Russian Foreign Ministry spokeswoman Maria Zakharova dismissed allegations that Russia weaponizes energy as “absurd,” saying gas giant Gazprom PJSC’s behavior was “purely commercial” and that the company had given Moldova preferential terms. She accused the government in Chisinau of trying to distract its citizens from the country’s economic problems.

On Tuesday, the government asked Moldova’s courts to declare unconstitutional the Shor opposition political party, named after its leader Ilan Shor, who now lives in Israel. The party has been holding weekly anti-government protests and promising to restore relations and renegotiate gas prices with Russia.

The US Treasury on Oct. 26 sanctioned Shor, as well as eight other Moldovans, alleging that he had worked with Russian authorities to subvert Moldova’s democracy for years. Shor has dismissed the allegations and described the sanctions as proof that Moldova’s pro-Western president, Maia Sandu, feared she would soon be toppled by street protests.

Moldovans Joining Ukrainians

The current government, elected to a sweeping majority last year, doesn’t appear at imminent risk of removal and doesn’t face new elections for several years. Yet it has slid behind opposition parties in opinion polls as living costs have soared.

The government has kept the lights and heat on by slashing consumption and securing power from neighboring Romania, but at more than triple the cost it had paid just weeks before. Some companies have had to shut down.

Popescu said that, should Russia be allowed to succeed in its goals, the increased turmoil would risk adding Moldovans – about 1 million of whom have European Union passports – to join a likely wave of Ukrainian refugees fleeing freezing temperatures this winter. Moldova itself hosts 95,000 Ukrainian refugees and since the start of the war has become an important transit route for Ukrainian grain, fuel and other trade with Europe.

Further destabilization efforts could also reignite tensions with Moldova’s pro-Russian, separatist territory of Transnistria, which fought a war with Chisinau in 1992 and hosts the mainly gas-fired power plant that provided 70% of Moldova’s electricity imports until last month.

Pushing an Open Door

Those were halted this month amid capped flows from Gazprom to Moldova — including Transnistria. Gazprom’s deliveries are just 51% of contractually agreed volumes for November, according to Moldova’s deputy premier, Andrei Spinu.

Gazprom blamed Ukraine for capped flows after the nation put a key cross-border point for gas transit out of service, since Kyiv could no longer control it under Russia’s occupation. Officials in Ukraine say there is no such hurdle, because the rest of the transit network is running below capacity.
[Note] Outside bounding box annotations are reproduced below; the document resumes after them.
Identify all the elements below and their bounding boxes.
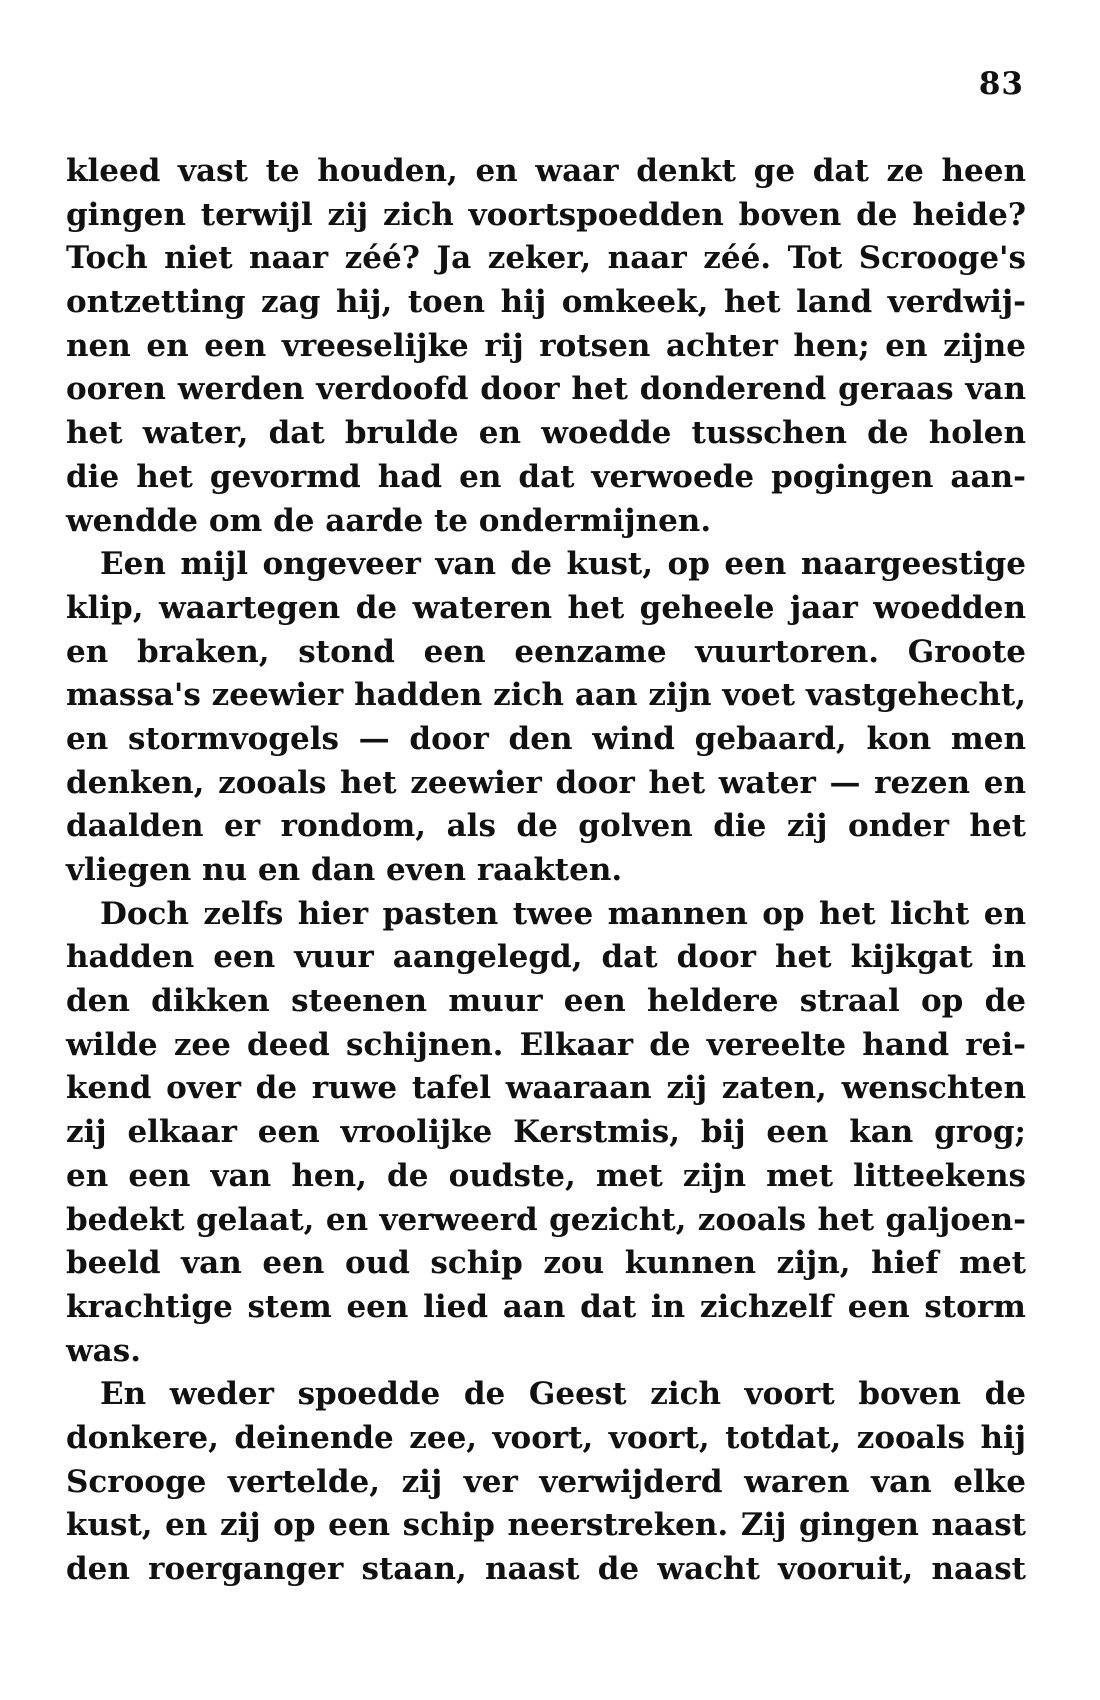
text-line: die het gevormd had en dat verwoede pogingen aan-	[66, 458, 1026, 495]
text-line: hadden een vuur aangelegd, dat door het kijkgat in	[66, 939, 1026, 976]
body-text	[66, 150, 1026, 1592]
text-line: ontzetting zag hij, toen hij omkeek, het land verdwij-	[66, 284, 1026, 321]
text-line: kust, en zij op een schip neerstreken. Zij gingen naast	[66, 1507, 1026, 1544]
text-line: en een van hen, de oudste, met zijn met litteekens	[66, 1157, 1026, 1194]
text-line: daalden er rondom, als de golven die zij onder het	[66, 808, 1026, 845]
text-line: nen en een vreeselijke rij rotsen achter hen; en zijne	[66, 327, 1026, 364]
text-line: Toch niet naar zéé? Ja zeker, naar zéé. Tot Scrooge's	[66, 240, 1026, 277]
text-line: zij elkaar een vroolijke Kerstmis, bij een kan grog;	[66, 1114, 1026, 1151]
text-line: wilde zee deed schijnen. Elkaar de vereelte hand rei-	[66, 1026, 1026, 1063]
text-line: den roerganger staan, naast de wacht vooruit, naast	[66, 1551, 1026, 1587]
text-line: Een mijl ongeveer van de kust, op een naargeestige	[100, 546, 1026, 583]
text-line: den dikken steenen muur een heldere straal op de	[66, 983, 1026, 1020]
text-line: en braken, stond een eenzame vuurtoren. Groote	[66, 633, 1026, 670]
text-line: en stormvogels — door den wind gebaard, kon men	[66, 720, 1026, 757]
text-line: kend over de ruwe tafel waaraan zij zaten, wenschten	[66, 1070, 1026, 1107]
text-line: ooren werden verdoofd door het donderend geraas van	[66, 371, 1026, 408]
text-line: massa's zeewier hadden zich aan zijn voet vastgehecht,	[66, 677, 1026, 714]
text-line: vliegen nu en dan even raakten.	[66, 852, 623, 888]
text-line: was.	[66, 1332, 142, 1369]
text-line: denken, zooals het zeewier door het water — rezen en	[66, 764, 1026, 801]
text-line: Doch zelfs hier pasten twee mannen op het licht en	[100, 895, 1026, 932]
text-line: kleed vast te houden, en waar denkt ge dat ze heen	[66, 153, 1026, 189]
text-line: donkere, deinende zee, voort, voort, totdat, zooals hij	[66, 1419, 1026, 1456]
text-line: het water, dat brulde en woedde tusschen de holen	[66, 415, 1026, 452]
text-line: beeld van een oud schip zou kunnen zijn, hief met	[66, 1245, 1026, 1282]
page-number: 83	[978, 66, 1024, 102]
text-line: wendde om de aarde te ondermijnen.	[66, 502, 712, 539]
text-line: klip, waartegen de wateren het geheele jaar woedden	[66, 589, 1026, 626]
text-line: Scrooge vertelde, zij ver verwijderd waren van elke	[66, 1463, 1026, 1500]
text-line: krachtige stem een lied aan dat in zichzelf een storm	[66, 1288, 1026, 1325]
text-line: En weder spoedde de Geest zich voort boven de	[100, 1376, 1026, 1413]
text-line: bedekt gelaat, en verweerd gezicht, zooals het galjoen-	[66, 1201, 1026, 1238]
text-line: gingen terwijl zij zich voortspoedden boven de heide?	[66, 196, 1026, 233]
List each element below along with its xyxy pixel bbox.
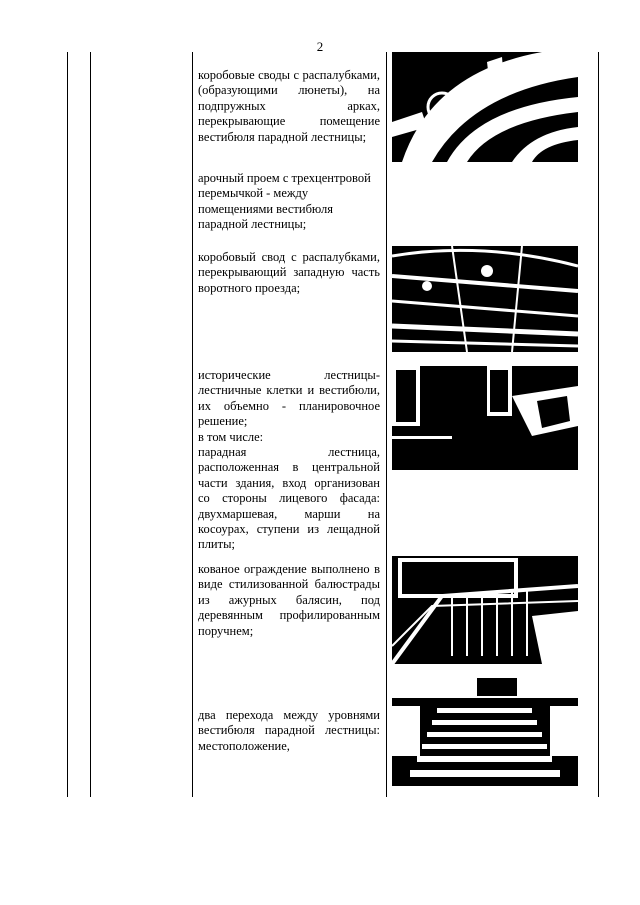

Moldova should get a sympathetic hearing from from the US and EU. The government has drawn accolades from western capitals for its anti-corruption, reform agenda. That and Moldova’s regional significance has helped unlock aid, secure its candidacy for the EU and attracted a raft of foreign advisers.

With the ex-Soviet republic’s high energy dependence on Russia already known, the European Bank of Reconstruction and Development agreed to a €300 million euro facility to Moldova buy gas for storage this summer. Ukraine drew down and spent the first €100 million since in October.

“We’ve been working on this facility since November last year,” said Angela Sax, who heads the EBRD’s Moldova office. The fund was put in place, she said, precisely to hedge against the risk that Gazprom might suddenly cut supplies. “Our money is only for procuring gas from alternative markets.”

European Commission President Ursula Von Der Leyen was due to visit Moldova late Wednesday.